By Aidan Johnson, Councillor for Ward 1

This article is in response to our Jan. 12 editorial “Who represents student at city hall?” and is presented as it was received.

In October 2014, I had the honour of being elected city councillor for Ward 1 (West Hamilton).  Many students voted for me.  I remember those votes every day.  I’ve been able to build a relationship of trust with the student community.  It is a bond that I value.

The primary concerns I hear from students relate to ecology and human rights.  Both spheres of policy are constantly on my mind.  To make a greener, bluer City, I have put wheels in motion to ban sale of bottled water at all municipal sites.  I am also working constantly for deeper protection of Cootes Paradise – the fragile marsh-land that rings campus.  To address climate change, I’ve worked successfully for a $1 billion investment to build light-rail transit (LRT) in Hamilton – a potent alternative to cars.  Our new LRT line will begin at McMaster.

On the human rights front, I have been working with Hamilton’s transgender community to create a Trans and Gender Non-Conformity Protocol.  This policy will help secure the equality rights of trans citizens, student and non-student alike.  I am hopeful for the Protocol’s enactment.  I have also helped secure an investment of $50 million in Hamilton anti-poverty initiatives, which will benefit low-income students.

On January 11, the Sil published an editorial by Scott Hastie, arguing – rightly – that I have work to do, to strengthen my bond with the student community.

The editorial makes several good points.  However, it also makes some points that I take issue with.

Hastie refers to my work to protect Westdale Cinema.  I am advocating for Heritage protection for this beautiful, old building (now for sale).  I have asked Mac to consider partnering for use of Westdale Cinema as a lecture hall, or for other purposes  — e.g. art space, meeting space.

The editorial calls my suggestion that the Cinema be used as lecture hall “an insult to students”.  Hastie’s point is that it’d be hard to get from class at the cinema to a class on campus immediately after.  This is fair.

However, trying to involve Mac in saving the cinema is not “an insult”, to anybody.  The fact that many students enjoy Westdale Cinema is one of the reasons I’m advocating to save it.

Hastie refers to a recent motion passed by Hamilton Council to hire two co-op students as bylaw officers for our Mac neighbourhoods.  Hastie asserts that this decision “deepened the divide between McMaster students and residents”.

But it is not clear how additional enforcement will harm students. Bylaw enforcement targets landlords.  It does not target student tenants. Indeed, I would argue that better bylaw enforcement helps students, as it will create a safer and more hygienic neighbourhood.  It will hold landlords to better account.

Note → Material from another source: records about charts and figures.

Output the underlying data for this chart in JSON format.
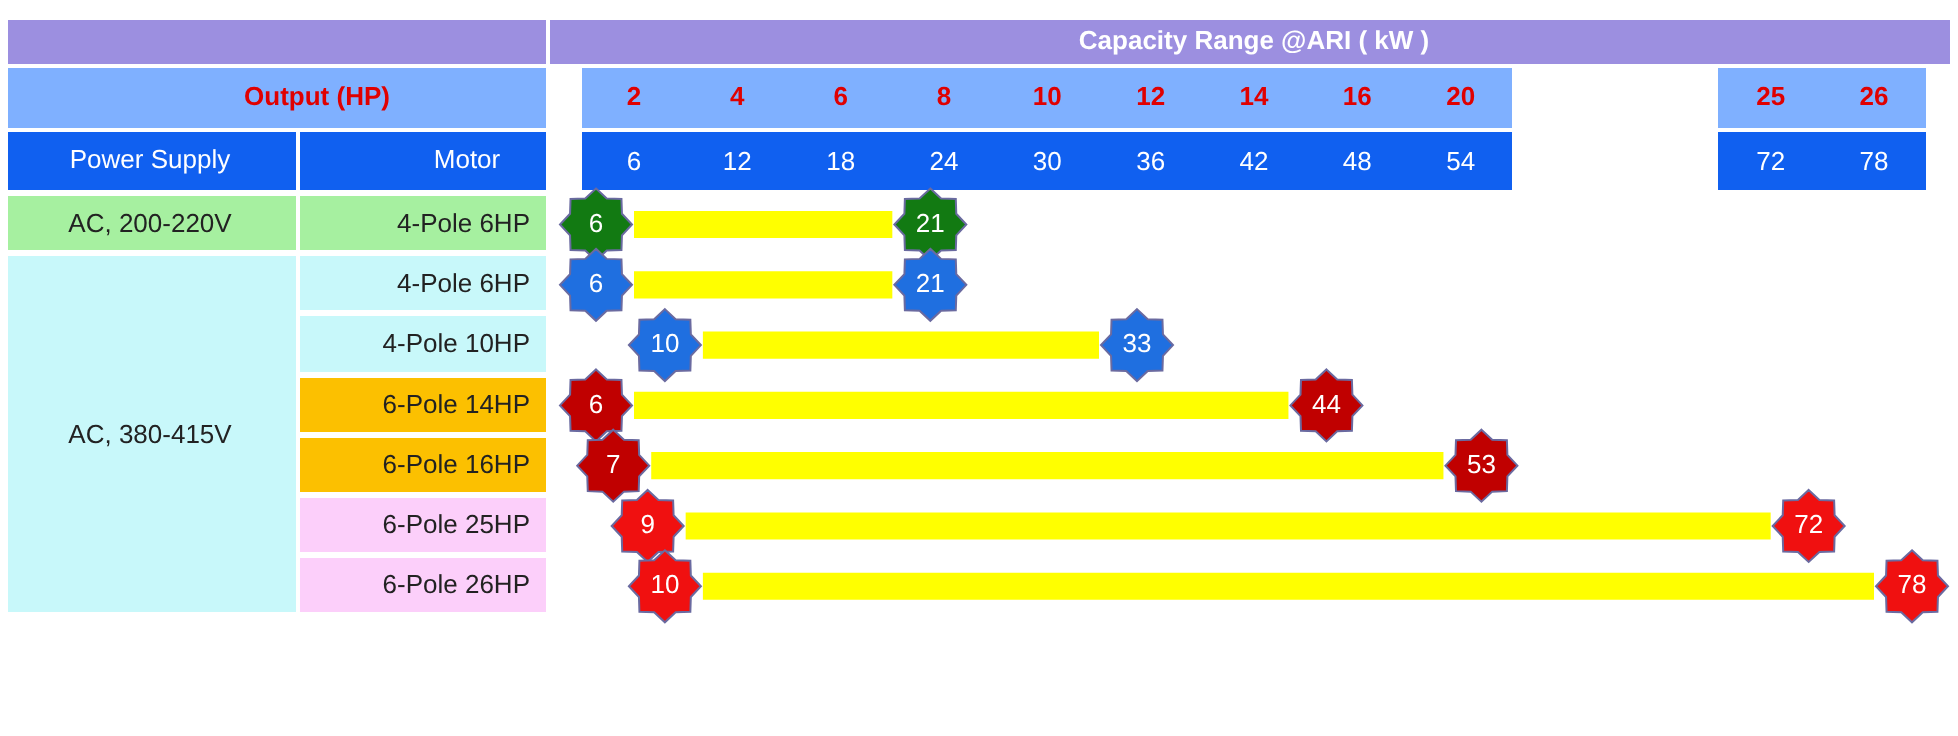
{
  "chart_data": {
    "type": "bar",
    "orientation": "horizontal",
    "xlabel": "Capacity Range @ARI ( kW )",
    "ylabel": "Motor",
    "categories": [
      "4-Pole 6HP",
      "4-Pole 6HP",
      "4-Pole 10HP",
      "6-Pole 14HP",
      "6-Pole 16HP",
      "6-Pole 25HP",
      "6-Pole 26HP"
    ],
    "base": [
      6,
      6,
      10,
      6,
      7,
      9,
      10
    ],
    "values": [
      15,
      15,
      23,
      38,
      46,
      63,
      68
    ],
    "color": "#ffff00",
    "marker": "star",
    "xlim": [
      6,
      78
    ],
    "xticks": [
      6,
      12,
      18,
      24,
      30,
      36,
      42,
      48,
      54,
      72,
      78
    ],
    "grid": false,
    "annotations": [
      "Power Supply",
      "AC, 200-220V",
      "AC, 380-415V",
      "Output (HP)",
      "2",
      "4",
      "6",
      "8",
      "10",
      "12",
      "14",
      "16",
      "20",
      "25",
      "26",
      {
        "text": "6",
        "x": 6,
        "y": "4-Pole 6HP"
      },
      {
        "text": "21",
        "x": 21,
        "y": "4-Pole 6HP"
      },
      {
        "text": "6",
        "x": 6,
        "y": "4-Pole 6HP"
      },
      {
        "text": "21",
        "x": 21,
        "y": "4-Pole 6HP"
      },
      {
        "text": "10",
        "x": 10,
        "y": "4-Pole 10HP"
      },
      {
        "text": "33",
        "x": 33,
        "y": "4-Pole 10HP"
      },
      {
        "text": "6",
        "x": 6,
        "y": "6-Pole 14HP"
      },
      {
        "text": "44",
        "x": 44,
        "y": "6-Pole 14HP"
      },
      {
        "text": "7",
        "x": 7,
        "y": "6-Pole 16HP"
      },
      {
        "text": "53",
        "x": 53,
        "y": "6-Pole 16HP"
      },
      {
        "text": "9",
        "x": 9,
        "y": "6-Pole 25HP"
      },
      {
        "text": "72",
        "x": 72,
        "y": "6-Pole 25HP"
      },
      {
        "text": "10",
        "x": 10,
        "y": "6-Pole 26HP"
      },
      {
        "text": "78",
        "x": 78,
        "y": "6-Pole 26HP"
      }
    ]
  }
}
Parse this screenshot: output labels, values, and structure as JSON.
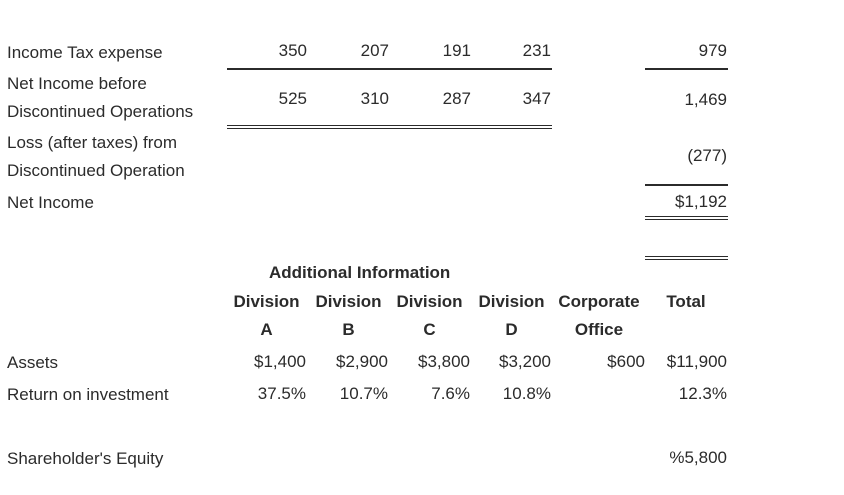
{
  "income": {
    "tax": {
      "label": "Income Tax expense",
      "values": [
        "350",
        "207",
        "191",
        "231"
      ],
      "total": "979"
    },
    "before_disc": {
      "label_line1": "Net Income before",
      "label_line2": "Discontinued Operations",
      "values": [
        "525",
        "310",
        "287",
        "347"
      ],
      "total": "1,469"
    },
    "loss": {
      "label_line1": "Loss (after taxes) from",
      "label_line2": "Discontinued Operation",
      "total": "(277)"
    },
    "net": {
      "label": "Net Income",
      "total": "$1,192"
    }
  },
  "additional": {
    "title": "Additional Information",
    "headers": [
      {
        "line1": "Division",
        "line2": "A"
      },
      {
        "line1": "Division",
        "line2": "B"
      },
      {
        "line1": "Division",
        "line2": "C"
      },
      {
        "line1": "Division",
        "line2": "D"
      },
      {
        "line1": "Corporate",
        "line2": "Office"
      },
      {
        "line1": "Total",
        "line2": ""
      }
    ],
    "assets": {
      "label": "Assets",
      "values": [
        "$1,400",
        "$2,900",
        "$3,800",
        "$3,200"
      ],
      "corporate": "$600",
      "total": "$11,900"
    },
    "roi": {
      "label": "Return on investment",
      "values": [
        "37.5%",
        "10.7%",
        "7.6%",
        "10.8%"
      ],
      "total": "12.3%"
    },
    "equity": {
      "label": "Shareholder's Equity",
      "total": "%5,800"
    }
  }
}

On January 12, the Sil published an editorial by Scott Hastie, arguing – rightly – that I have work to do, to strengthen my bond with the student community.

Hastie refers to Council “dragging its heels” on landlord regulation.  This criticism is justified.  In my two years as councillor, I have advocated constantly for landlord licencing.  I am hopeful that we can make real progress on this soon.

Hastie calls for students to become more politically engaged.  I strongly agree with this.  Students are already significant leaders.  Hastie himself is a good example.  It makes sense for all students to become more involved in politics.

Hastie’s editorial offers me a good challenge: “reevaluate the way you consult students”.  I am grateful for this invitation.  I visit campus often.  I meet with students regularly, and have student interns in our Ward 1 office every year.  But I appreciate the need to consult even more.

I am looking forward to further deepening my working relationship both with the whole student community.